Be advised that the $1.25 billion convertible bond deal has literally kept BlackBerry afloat. BlackBerry racked up a staggering $5.9 billion in fiscal 2014 losses. If not for $1.3 billion in tax credits, BlackBerry would have actually posted $7.2 billion in net losses for the latest year. Q3 2014 did include $2.8 billion in asset write-downs, which were largely related to the disastrous BlackBerry 10 launch. As of March 1, 2014, the BlackBerry balance sheet listed out $2.7 billion in cash and investments above $3.9 billion in liabilities. Over the past year, BlackBerry collected upon $1.5 billion in receivables, while also taking in a net $226 million through investment trading activities. By all accounts, the BlackBerry core business model collapsed towards the end of 2014. Shareholders should take a page out of the BlackBerry playbook, sell off their positions, and harvest losses as tax write-offs. For 2013, investors were able to deduct $3,000 in net capital losses directly off their 1040 tax forms. Going forward, the realized BlackBerry losses may help to offset the prospective gains via Apple stock come tax time.

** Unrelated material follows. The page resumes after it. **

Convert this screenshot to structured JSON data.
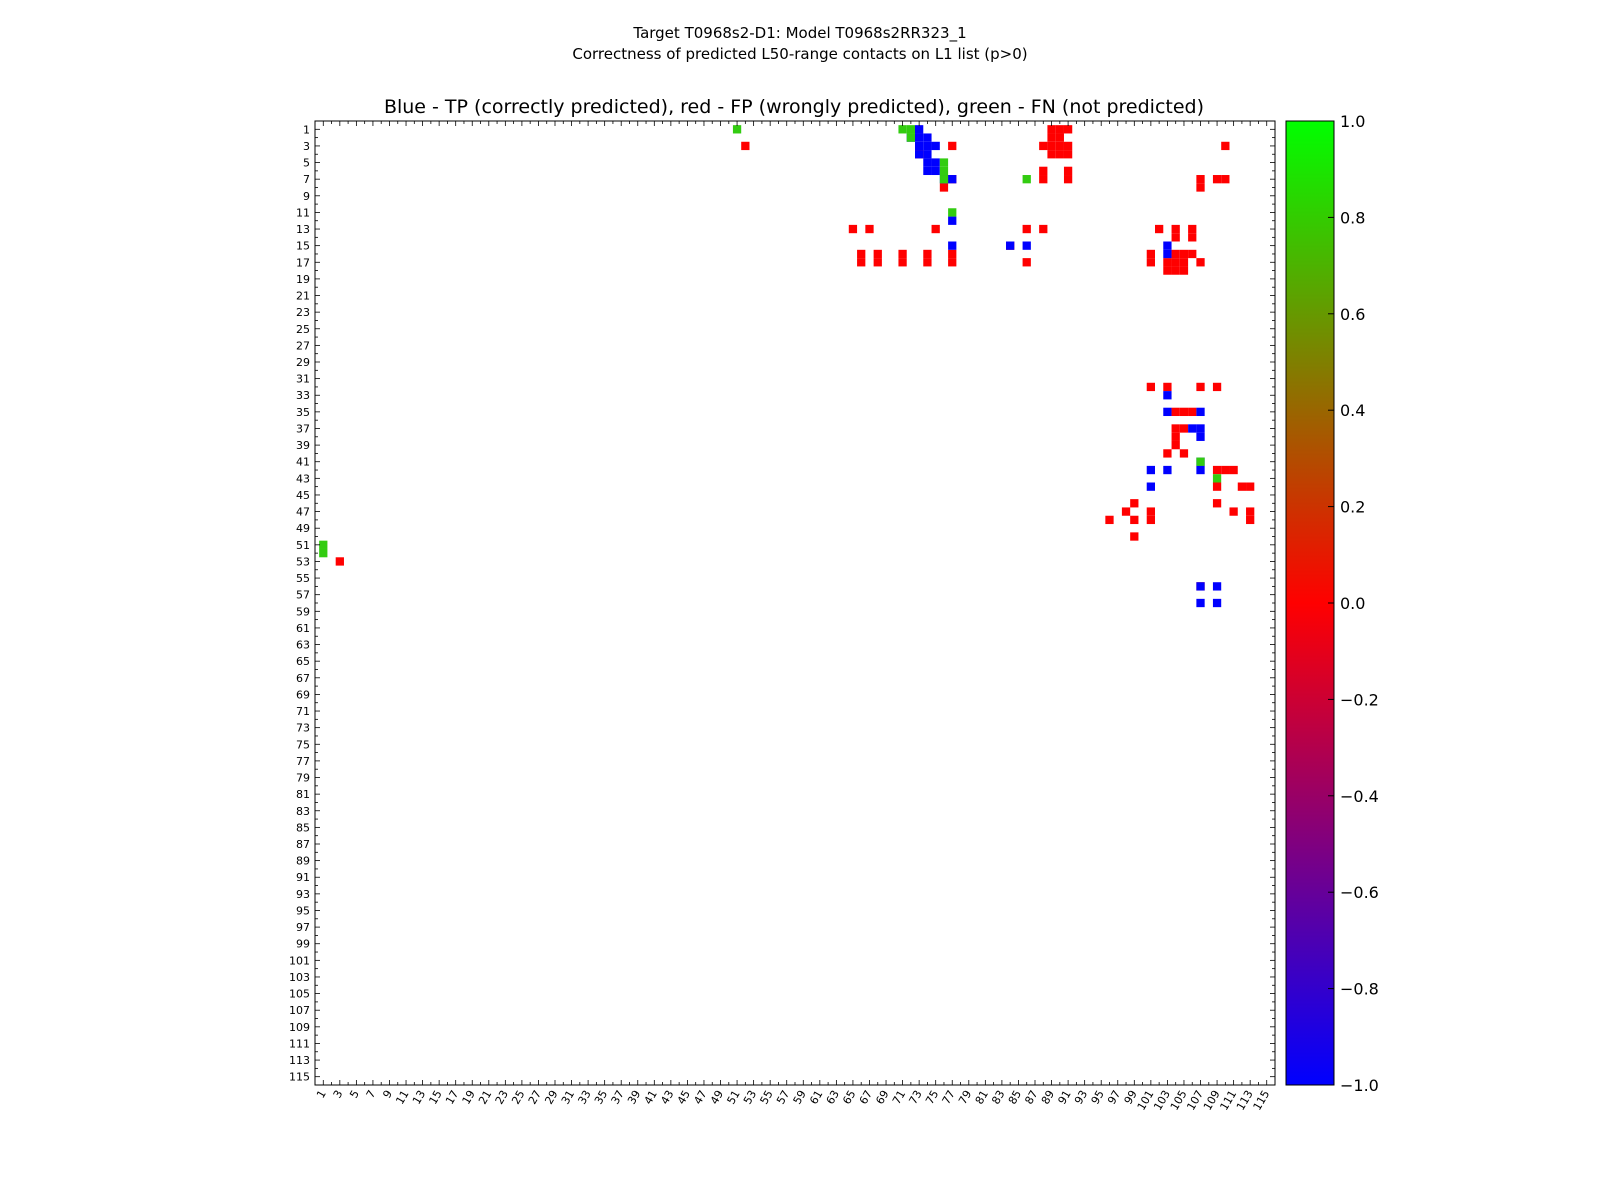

On April 23, 2014, Apple reported financial results for its fiscal second quarter ended March 29, 2014. Apple generated $10.2 billion in net profit off $45.6 billion in second quarter revenue. In all, Apple posted its best results for any quarter outside of The holiday season. As somewhat of an adjunct to the results, Apple announced that it would be splitting its stock seven-for-one, while also expanding its capital return program by $55 billion to return a total of $100 billion back to shareholders via buybacks and dividends through the end of 2015. The June 7:1 split may also pave the way for Apple's eventual inclusion as a Dow Jones Industrial Average component stock.
The final Q2 2014 Apple balance sheet did list out $150.6 billion in cash and investments above a mere $85.8 billion in liabilities. The liabilities side of the ledger did include $8.3 billion in deferred revenue, which will eventually transition over to the net income statement. Apple's clean balance sheet is largely a reflection of the company's ability to generate $36.2 billion in Q2 2014 cash flow from operations. BlackBerry, for its part, closed out the May 2, 2014 trading session at $8.15 per share. At these levels, Wall Street traders have effectively applied a $4.3 billion market capitalization price tag to BlackBerry. Still, Apple has responded to any outright takeover overtures out of the BlackBerry camp with deafening silence.
Billionaire investor Carl Icahn may describe our trade proposal as a "no brainer." Liquidate BlackBerry positions. Buy and hold Apple shares for the long-term.
Disclosure: I am long AAPL. I wrote this article myself, and it expresses my own opinions. I am not receiving compensation for it (other than from Seeking Alpha). I have no business relationship with any company whose stock is mentioned in this article.